Womöglich führt die Eigendynamik des Internets sogar dazu, dass es immer unerheblicher wird, wie hochrangig ein Wissenschaftler seine Resultate ursprünglich platziert hat. Das Ende der Ära der großen Fachmagazine ist dennoch nicht in Sicht. "Gerade in der Kommunikation mit Kollegen gibt man lieber die offizielle Quelle an – die gibt es eben in zehn Jahren noch", sagt Rolf Kötter. So entstehe auch keine Verwirrung beim Zitieren von Seiten- und Zeilenzahlen. Zudem betont er, der Mehrwert eines guten Publikationsorgans bestehe gerade darin, Wissen zu kanalisieren, Schwerpunkte zu setzen und zu kommentieren.
Geht die Rechnung auf?
Und dann ist da auch noch ein unsichtbarer Dritter im System, auf den Peer Bork hinweist. "Heute bezahlt die Pharmaindustrie, um die Resultate der öffentlich getragenen Forschung nachzulesen. Bei Open Access bekäme sie alles umsonst, während sie ihre eigenen Ergebnisse kaum publik macht. Das hat man nicht mit einkalkuliert." Und auch die Kostenfreiheit könne eine Täuschung sein. Wenn nun x Prozent der Wissenschaftsförderung fürs Publizieren anfielen und gleichzeitig die Auslagen für die Standardzeitschriften fortbestünden, mache die öffentliche Hand unter dem Strich sogar ein finanzielles Minus. "Open Access ist sicher kein Allheilmittel", kommentiert Gerd Hansen.

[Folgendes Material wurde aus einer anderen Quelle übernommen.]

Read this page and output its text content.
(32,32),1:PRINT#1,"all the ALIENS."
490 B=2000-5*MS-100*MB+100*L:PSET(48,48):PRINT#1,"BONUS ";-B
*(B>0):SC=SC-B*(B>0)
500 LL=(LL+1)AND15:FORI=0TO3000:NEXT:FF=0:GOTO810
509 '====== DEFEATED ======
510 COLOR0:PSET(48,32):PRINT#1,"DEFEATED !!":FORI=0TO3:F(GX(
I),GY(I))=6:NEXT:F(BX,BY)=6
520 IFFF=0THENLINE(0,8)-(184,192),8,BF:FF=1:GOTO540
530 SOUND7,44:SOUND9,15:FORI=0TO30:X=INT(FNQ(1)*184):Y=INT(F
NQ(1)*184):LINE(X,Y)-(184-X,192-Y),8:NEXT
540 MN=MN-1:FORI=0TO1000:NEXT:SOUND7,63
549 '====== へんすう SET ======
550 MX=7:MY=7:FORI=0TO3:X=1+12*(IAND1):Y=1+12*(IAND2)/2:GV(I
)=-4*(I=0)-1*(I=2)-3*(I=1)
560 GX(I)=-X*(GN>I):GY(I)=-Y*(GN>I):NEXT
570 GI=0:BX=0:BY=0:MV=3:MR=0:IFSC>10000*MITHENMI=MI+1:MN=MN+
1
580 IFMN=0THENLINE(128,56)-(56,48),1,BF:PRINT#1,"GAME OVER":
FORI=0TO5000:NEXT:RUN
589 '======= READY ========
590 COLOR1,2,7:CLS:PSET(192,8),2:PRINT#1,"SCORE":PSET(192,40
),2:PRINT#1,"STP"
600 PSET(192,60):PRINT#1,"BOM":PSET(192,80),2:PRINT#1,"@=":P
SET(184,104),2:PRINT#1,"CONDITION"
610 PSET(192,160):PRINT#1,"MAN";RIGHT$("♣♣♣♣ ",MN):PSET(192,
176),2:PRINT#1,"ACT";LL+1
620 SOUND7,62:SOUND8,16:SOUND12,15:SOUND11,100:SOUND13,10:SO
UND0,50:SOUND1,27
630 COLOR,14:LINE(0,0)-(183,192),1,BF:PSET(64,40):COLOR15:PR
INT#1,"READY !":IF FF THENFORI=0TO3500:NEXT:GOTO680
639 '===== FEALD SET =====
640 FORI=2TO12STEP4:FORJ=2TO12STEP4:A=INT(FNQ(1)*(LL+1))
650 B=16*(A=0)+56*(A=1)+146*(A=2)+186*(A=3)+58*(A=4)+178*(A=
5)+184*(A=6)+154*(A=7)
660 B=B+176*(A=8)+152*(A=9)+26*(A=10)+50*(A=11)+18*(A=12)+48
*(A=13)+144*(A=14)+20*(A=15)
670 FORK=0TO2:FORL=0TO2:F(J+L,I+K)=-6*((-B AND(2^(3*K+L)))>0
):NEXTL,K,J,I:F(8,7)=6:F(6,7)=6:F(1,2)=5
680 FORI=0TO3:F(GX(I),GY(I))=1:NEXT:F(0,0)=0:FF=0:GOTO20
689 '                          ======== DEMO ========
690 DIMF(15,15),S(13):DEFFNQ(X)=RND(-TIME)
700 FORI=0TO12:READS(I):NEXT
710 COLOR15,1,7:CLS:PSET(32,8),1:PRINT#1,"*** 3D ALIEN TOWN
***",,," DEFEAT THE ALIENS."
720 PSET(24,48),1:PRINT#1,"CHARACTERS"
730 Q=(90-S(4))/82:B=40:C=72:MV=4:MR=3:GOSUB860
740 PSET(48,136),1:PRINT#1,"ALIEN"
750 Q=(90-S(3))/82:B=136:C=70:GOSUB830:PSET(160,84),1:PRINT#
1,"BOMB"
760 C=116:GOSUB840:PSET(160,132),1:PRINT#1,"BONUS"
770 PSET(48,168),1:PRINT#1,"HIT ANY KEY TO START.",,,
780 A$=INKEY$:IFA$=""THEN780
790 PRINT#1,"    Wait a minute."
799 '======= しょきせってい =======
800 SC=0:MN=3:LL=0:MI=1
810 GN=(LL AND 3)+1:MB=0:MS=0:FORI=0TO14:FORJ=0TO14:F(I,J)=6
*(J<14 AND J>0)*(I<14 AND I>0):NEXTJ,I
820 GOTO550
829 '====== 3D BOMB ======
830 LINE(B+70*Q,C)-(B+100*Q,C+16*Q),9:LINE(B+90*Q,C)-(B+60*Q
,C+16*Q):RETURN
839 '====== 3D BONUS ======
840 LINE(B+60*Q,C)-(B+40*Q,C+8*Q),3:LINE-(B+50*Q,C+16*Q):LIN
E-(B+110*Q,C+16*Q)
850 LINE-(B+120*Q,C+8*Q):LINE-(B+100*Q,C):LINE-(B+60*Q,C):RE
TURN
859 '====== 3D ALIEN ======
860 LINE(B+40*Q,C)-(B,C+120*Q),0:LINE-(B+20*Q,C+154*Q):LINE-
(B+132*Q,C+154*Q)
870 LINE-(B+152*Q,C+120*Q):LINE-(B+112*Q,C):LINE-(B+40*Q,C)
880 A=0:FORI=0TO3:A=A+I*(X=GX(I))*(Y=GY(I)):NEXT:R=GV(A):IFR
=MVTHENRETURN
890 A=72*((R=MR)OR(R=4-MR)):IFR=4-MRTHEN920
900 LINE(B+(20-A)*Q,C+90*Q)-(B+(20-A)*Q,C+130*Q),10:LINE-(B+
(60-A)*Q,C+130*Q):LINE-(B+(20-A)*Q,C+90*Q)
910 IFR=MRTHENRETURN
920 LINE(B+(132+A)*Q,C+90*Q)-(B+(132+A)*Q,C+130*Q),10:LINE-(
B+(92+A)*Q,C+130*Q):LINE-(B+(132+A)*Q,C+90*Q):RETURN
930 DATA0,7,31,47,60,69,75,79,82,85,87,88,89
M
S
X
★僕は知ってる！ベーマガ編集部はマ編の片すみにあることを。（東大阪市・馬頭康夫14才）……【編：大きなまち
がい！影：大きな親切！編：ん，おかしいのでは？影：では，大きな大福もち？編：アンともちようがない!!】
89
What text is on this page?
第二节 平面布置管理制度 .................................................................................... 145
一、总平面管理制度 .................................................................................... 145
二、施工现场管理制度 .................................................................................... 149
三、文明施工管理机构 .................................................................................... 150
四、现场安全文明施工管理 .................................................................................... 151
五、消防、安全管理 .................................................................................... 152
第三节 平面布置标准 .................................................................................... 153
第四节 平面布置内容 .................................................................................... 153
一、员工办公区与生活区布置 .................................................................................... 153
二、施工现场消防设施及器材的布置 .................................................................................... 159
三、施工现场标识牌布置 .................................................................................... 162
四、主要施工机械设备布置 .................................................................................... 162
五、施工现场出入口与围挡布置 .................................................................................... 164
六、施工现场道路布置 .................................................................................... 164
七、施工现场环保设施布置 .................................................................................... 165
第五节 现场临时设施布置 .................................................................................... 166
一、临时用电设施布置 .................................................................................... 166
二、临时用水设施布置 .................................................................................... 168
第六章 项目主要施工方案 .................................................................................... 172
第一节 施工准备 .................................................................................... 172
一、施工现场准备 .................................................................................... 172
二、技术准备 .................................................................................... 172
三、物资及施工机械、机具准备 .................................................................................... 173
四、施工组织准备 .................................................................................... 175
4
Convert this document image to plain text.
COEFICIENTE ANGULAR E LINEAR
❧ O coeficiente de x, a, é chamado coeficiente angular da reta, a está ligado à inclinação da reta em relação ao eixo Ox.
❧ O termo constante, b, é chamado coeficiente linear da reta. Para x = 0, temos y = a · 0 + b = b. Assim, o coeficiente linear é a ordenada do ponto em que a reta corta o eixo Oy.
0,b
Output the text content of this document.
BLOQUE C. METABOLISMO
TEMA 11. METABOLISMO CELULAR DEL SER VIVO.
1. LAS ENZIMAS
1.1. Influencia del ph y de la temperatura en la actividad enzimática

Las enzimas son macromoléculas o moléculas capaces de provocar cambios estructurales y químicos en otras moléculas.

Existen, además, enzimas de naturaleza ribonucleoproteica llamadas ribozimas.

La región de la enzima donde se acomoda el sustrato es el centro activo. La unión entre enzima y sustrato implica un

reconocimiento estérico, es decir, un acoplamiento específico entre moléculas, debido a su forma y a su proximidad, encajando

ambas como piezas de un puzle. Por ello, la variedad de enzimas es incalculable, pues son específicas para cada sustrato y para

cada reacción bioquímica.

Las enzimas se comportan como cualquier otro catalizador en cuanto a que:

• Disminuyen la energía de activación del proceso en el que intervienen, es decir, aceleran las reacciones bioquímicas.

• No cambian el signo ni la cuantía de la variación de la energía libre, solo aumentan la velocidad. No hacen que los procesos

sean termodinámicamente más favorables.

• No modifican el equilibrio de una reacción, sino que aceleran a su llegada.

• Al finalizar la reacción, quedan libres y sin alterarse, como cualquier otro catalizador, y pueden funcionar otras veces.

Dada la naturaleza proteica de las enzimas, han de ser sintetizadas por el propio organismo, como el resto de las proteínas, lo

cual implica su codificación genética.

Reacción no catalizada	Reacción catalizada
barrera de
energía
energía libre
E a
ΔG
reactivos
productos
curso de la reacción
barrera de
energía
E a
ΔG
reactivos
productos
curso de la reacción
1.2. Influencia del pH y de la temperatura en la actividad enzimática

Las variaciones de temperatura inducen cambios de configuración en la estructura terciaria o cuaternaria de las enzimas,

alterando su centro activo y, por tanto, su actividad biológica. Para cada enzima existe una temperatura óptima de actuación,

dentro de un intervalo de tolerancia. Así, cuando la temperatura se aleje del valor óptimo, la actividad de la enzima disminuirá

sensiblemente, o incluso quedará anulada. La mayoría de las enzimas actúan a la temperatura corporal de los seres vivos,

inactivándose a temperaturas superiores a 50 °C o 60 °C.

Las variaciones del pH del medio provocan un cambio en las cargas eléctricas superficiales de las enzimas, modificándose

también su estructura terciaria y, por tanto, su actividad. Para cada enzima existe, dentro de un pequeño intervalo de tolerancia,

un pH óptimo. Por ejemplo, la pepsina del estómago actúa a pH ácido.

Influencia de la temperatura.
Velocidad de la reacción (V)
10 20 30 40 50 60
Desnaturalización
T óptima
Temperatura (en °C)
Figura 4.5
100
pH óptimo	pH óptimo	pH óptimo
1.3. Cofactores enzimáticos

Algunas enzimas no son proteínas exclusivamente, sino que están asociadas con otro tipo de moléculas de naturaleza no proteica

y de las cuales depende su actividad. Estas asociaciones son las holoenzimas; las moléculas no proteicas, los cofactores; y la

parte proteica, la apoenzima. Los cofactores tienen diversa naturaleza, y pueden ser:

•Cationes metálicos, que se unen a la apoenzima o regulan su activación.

So erscheint der Weg zum freien Wissen für alle Wissenschaftler noch steinig. Laut Elmar Mittler schwanken die Schätzungen über den gegenwärtigen Anteil von Open Access zwischen 5 und 25 Prozent, und nach einer – übrigens vorab auf dem Preprint-Server eprints publizierten – DFG-Studie ist drei von vier deutschen Naturwissenschaftlern Open Access als Publikationsweg unbekannt. "Wir müssen alles tun, damit die Autoren ein Bewusstsein entwickeln, was sie da eigentlich tun", drängt Mittler. Denn mit einer fertigen Arbeit auf dem Rechner, haben die Wissenschaftler die große Auswahl, wo sie das Werk unterbringen. Von ihrer Entscheidung hängt ab, wie nah oder fern Stevan Harnads Traum vom frei fließenden Wissen ist.